I know of small luxury hotels that now have thriving events calendars and an ever increasing band of followers. One such has a dining club with strictly limited membership that members pay to join. There’s now a long waiting list.

One of my favourite events was a 16 course taster menu with a specially selected ‘taster’ glass of wine to complement each course. It was even part sponsored by a wine merchant! As you might imagine, a fair proportion of the diners stayed overnight.

These are my tips for organizing a successful events calendar:

  1. Ensure there is someone competent to organize your events. If things go wrong, word will quickly spread and you’ll never get the programme off the ground. It will also adversely affect your hotel’s reputation locally
  2. Once you’ve decided on an event, post the details on your website. Devote a whole page to it and put a link to this page on every other page. Write the event details with great care so it sounds wonderful and of real benefit/enjoyment to participants
  3. Create an overnight package around each event, i.e. offer a special rate for those attending the event, thereby creating a special break to feature in your Special Breaks list.
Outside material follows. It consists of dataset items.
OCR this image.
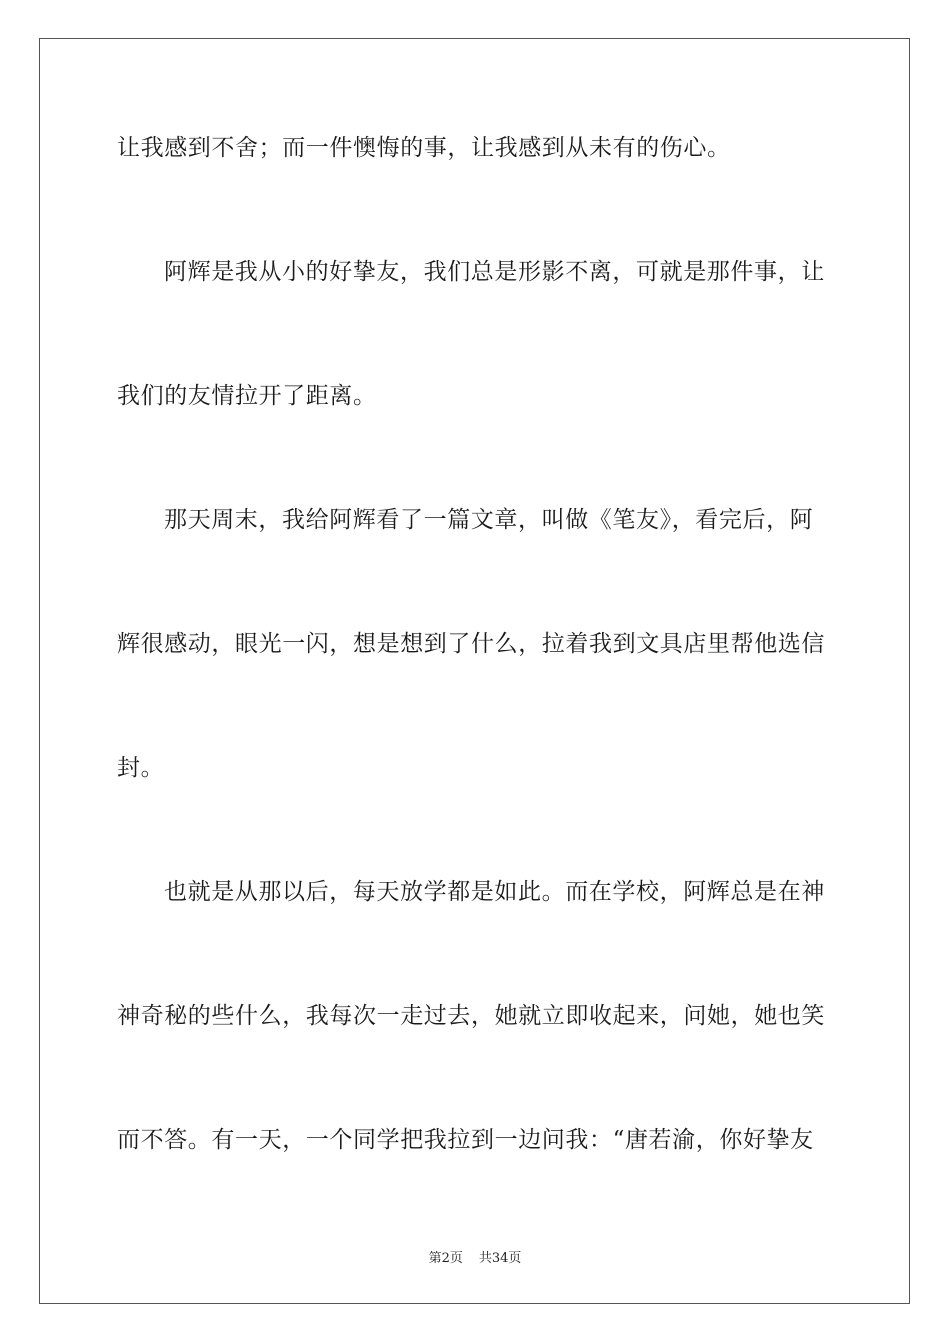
让我感到不舍；而一件懊悔的事，让我感到从未有的伤心。
阿辉是我从小的好挚友，我们总是形影不离，可就是那件事，让
我们的友情拉开了距离。
那天周末，我给阿辉看了一篇文章，叫做《笔友》，看完后，阿
辉很感动，眼光一闪，想是想到了什么，拉着我到文具店里帮他选信
封。
也就是从那以后，每天放学都是如此。而在学校，阿辉总是在神
神奇秘的些什么，我每次一走过去，她就立即收起来，问她，她也笑
而不答。有一天，一个同学把我拉到一边问我：“唐若渝，你好挚友
第2页 共34页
  4. Try promoting your event(s) with a simple lineage advert in the ‘What’s On’ page of your local newspaper, featuring prominently your website address and your phone number. It’s very cheap and one interested person is likely to bring a friend or two.
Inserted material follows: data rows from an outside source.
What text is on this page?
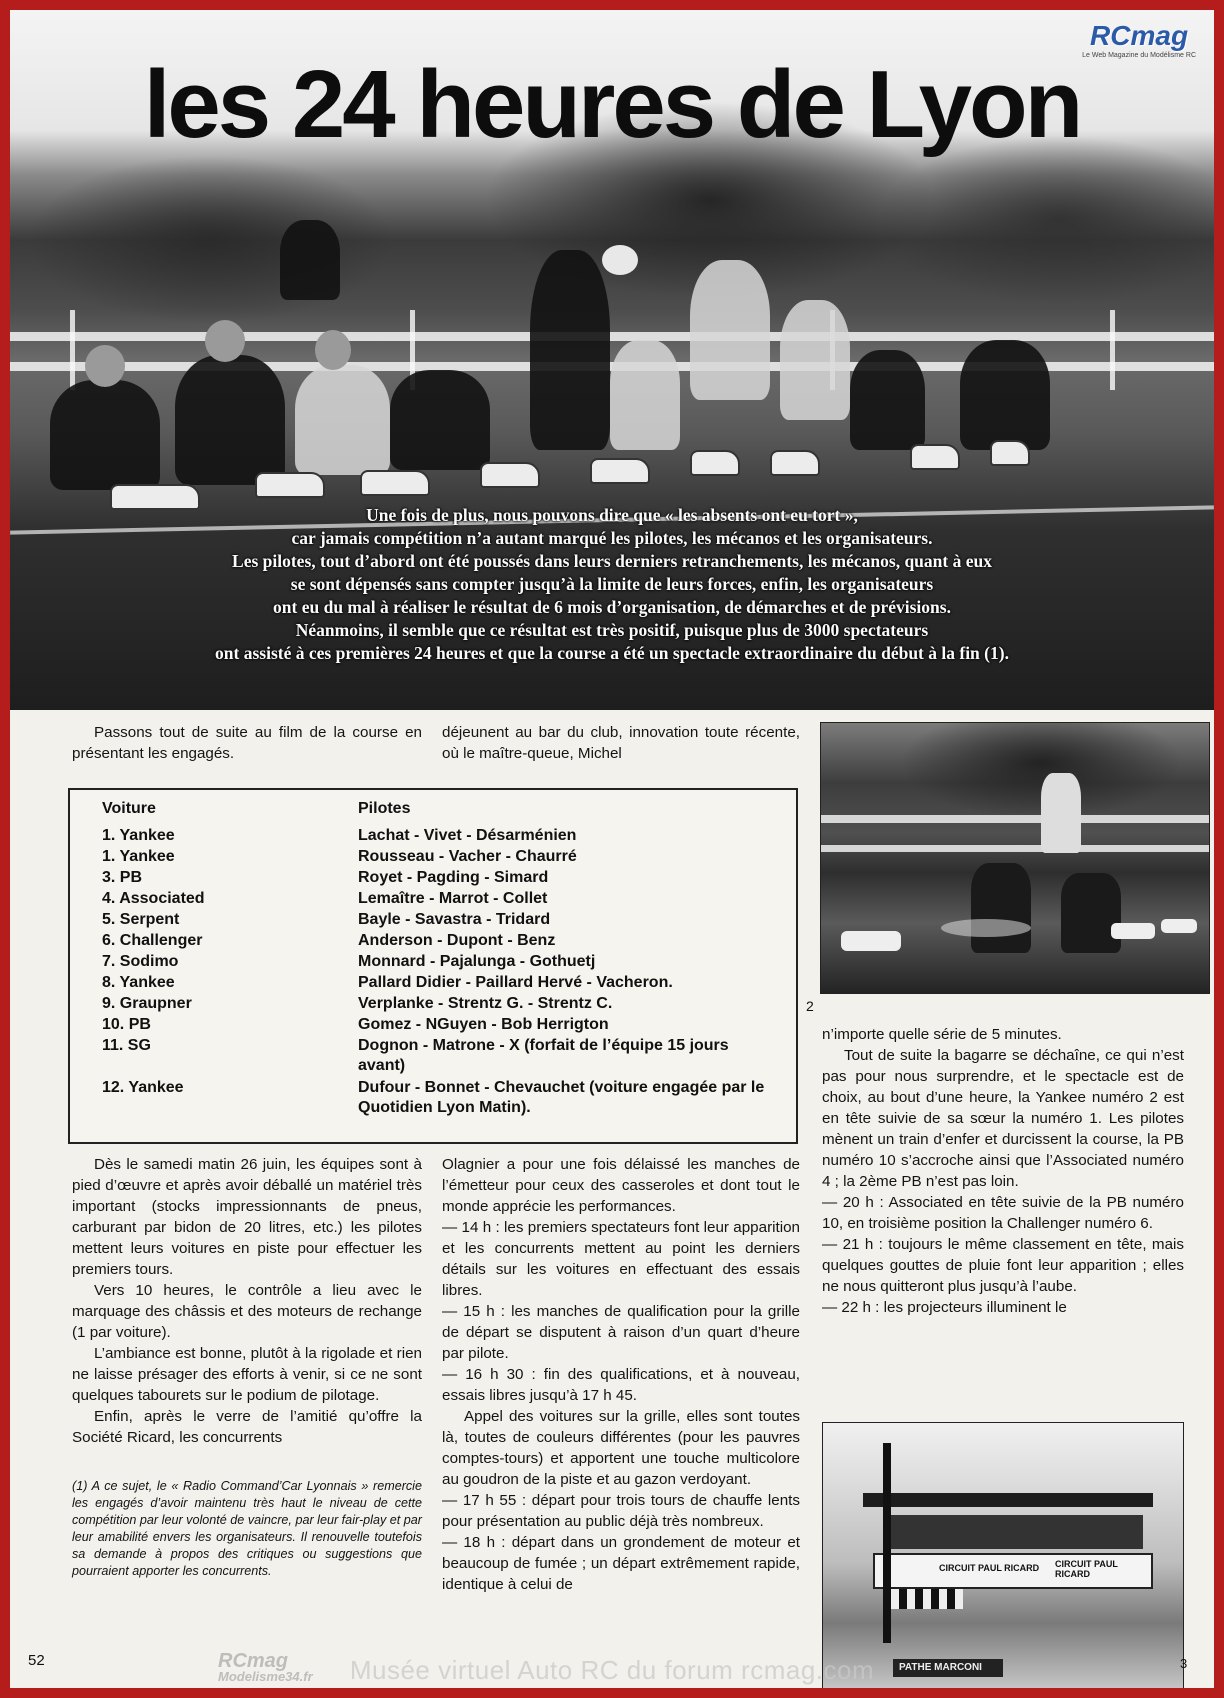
les 24 heures de Lyon
RCmag
Le Web Magazine du Modélisme RC
Une fois de plus, nous pouvons dire que « les absents ont eu tort »,
car jamais compétition n’a autant marqué les pilotes, les mécanos et les organisateurs.
Les pilotes, tout d’abord ont été poussés dans leurs derniers retranchements, les mécanos, quant à eux
se sont dépensés sans compter jusqu’à la limite de leurs forces, enfin, les organisateurs
ont eu du mal à réaliser le résultat de 6 mois d’organisation, de démarches et de prévisions.
Néanmoins, il semble que ce résultat est très positif, puisque plus de 3000 spectateurs
ont assisté à ces premières 24 heures et que la course a été un spectacle extraordinaire du début à la fin (1).

Passons tout de suite au film de la course en présentant les engagés.

déjeunent au bar du club, innovation toute récente, où le maître-queue, Michel

Voiture	Pilotes
1. Yankee	Lachat - Vivet - Désarménien
1. Yankee	Rousseau - Vacher - Chaurré
3. PB	Royet - Pagding - Simard
4. Associated	Lemaître - Marrot - Collet
5. Serpent	Bayle - Savastra - Tridard
6. Challenger	Anderson - Dupont - Benz
7. Sodimo	Monnard - Pajalunga - Gothuetj
8. Yankee	Pallard Didier - Paillard Hervé - Vacheron.
9. Graupner	Verplanke - Strentz G. - Strentz C.
10. PB	Gomez - NGuyen - Bob Herrigton
11. SG	Dognon - Matrone - X (forfait de l’équipe 15 jours avant)
12. Yankee	Dufour - Bonnet - Chevauchet (voiture engagée par le Quotidien Lyon Matin).
2

Dès le samedi matin 26 juin, les équipes sont à pied d’œuvre et après avoir déballé un matériel très important (stocks impressionnants de pneus, carburant par bidon de 20 litres, etc.) les pilotes mettent leurs voitures en piste pour effectuer les premiers tours.

Vers 10 heures, le contrôle a lieu avec le marquage des châssis et des moteurs de rechange (1 par voiture).

L’ambiance est bonne, plutôt à la rigolade et rien ne laisse présager des efforts à venir, si ce ne sont quelques tabourets sur le podium de pilotage.

Enfin, après le verre de l’amitié qu’offre la Société Ricard, les concurrents

(1) A ce sujet, le « Radio Command’Car Lyonnais » remercie les engagés d’avoir maintenu très haut le niveau de cette compétition par leur volonté de vaincre, par leur fair-play et par leur amabilité envers les organisateurs. Il renouvelle toutefois sa demande à propos des critiques ou suggestions que pourraient apporter les concurrents.

Olagnier a pour une fois délaissé les manches de l’émetteur pour ceux des casseroles et dont tout le monde apprécie les performances.

— 14 h : les premiers spectateurs font leur apparition et les concurrents mettent au point les derniers détails sur les voitures en effectuant des essais libres.

— 15 h : les manches de qualification pour la grille de départ se disputent à raison d’un quart d’heure par pilote.

— 16 h 30 : fin des qualifications, et à nouveau, essais libres jusqu’à 17 h 45.

Appel des voitures sur la grille, elles sont toutes là, toutes de couleurs différentes (pour les pauvres comptes-tours) et apportent une touche multicolore au goudron de la piste et au gazon verdoyant.

— 17 h 55 : départ pour trois tours de chauffe lents pour présentation au public déjà très nombreux.

— 18 h : départ dans un grondement de moteur et beaucoup de fumée ; un départ extrêmement rapide, identique à celui de

n’importe quelle série de 5 minutes.

Tout de suite la bagarre se déchaîne, ce qui n’est pas pour nous surprendre, et le spectacle est de choix, au bout d’une heure, la Yankee numéro 2 est en tête suivie de sa sœur la numéro 1. Les pilotes mènent un train d’enfer et durcissent la course, la PB numéro 10 s’accroche ainsi que l’Associated numéro 4 ; la 2ème PB n’est pas loin.

— 20 h : Associated en tête suivie de la PB numéro 10, en troisième position la Challenger numéro 6.

— 21 h : toujours le même classement en tête, mais quelques gouttes de pluie font leur apparition ; elles ne nous quitteront plus jusqu’à l’aube.

— 22 h : les projecteurs illuminent le

CIRCUIT PAUL RICARD CIRCUIT PAUL RICARD
PATHE MARCONI
52	3
RCmag
Modelisme34.fr	Musée virtuel Auto RC du forum rcmag.com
  5. Invite feedback and add all the favourable comment to your website Guest Book and add a link to your Guest Book from every Event page
  6. Always consider sponsorship. Your wine merchant might be interested in sponsoring your wine events and they probably have someone who can talk passionately and amusingly about the wines being tasted.
  7. Treat your event guests as special. They are often instrumental in increasing food and beverage revenue and conference revenue at other times. For instance, they could return for dinner with friends, they could suggest you as a conference or meetings venue to their work colleagues, they could recommend you as a wedding venue to relatives or friends.
  8. Remember your event guests by name if they bring friends to dinner, for instance. Guests love to be flattered by recognition, especially in front of those they’ve invited along.
  9. Communicate with your growing events database as often as you like. Send them a regular Events Calendar update. If you’re doing it properly, they’ll keep coming back for other events
  10. Plan well ahead. Successful events can make a useful difference to revenue in times of need.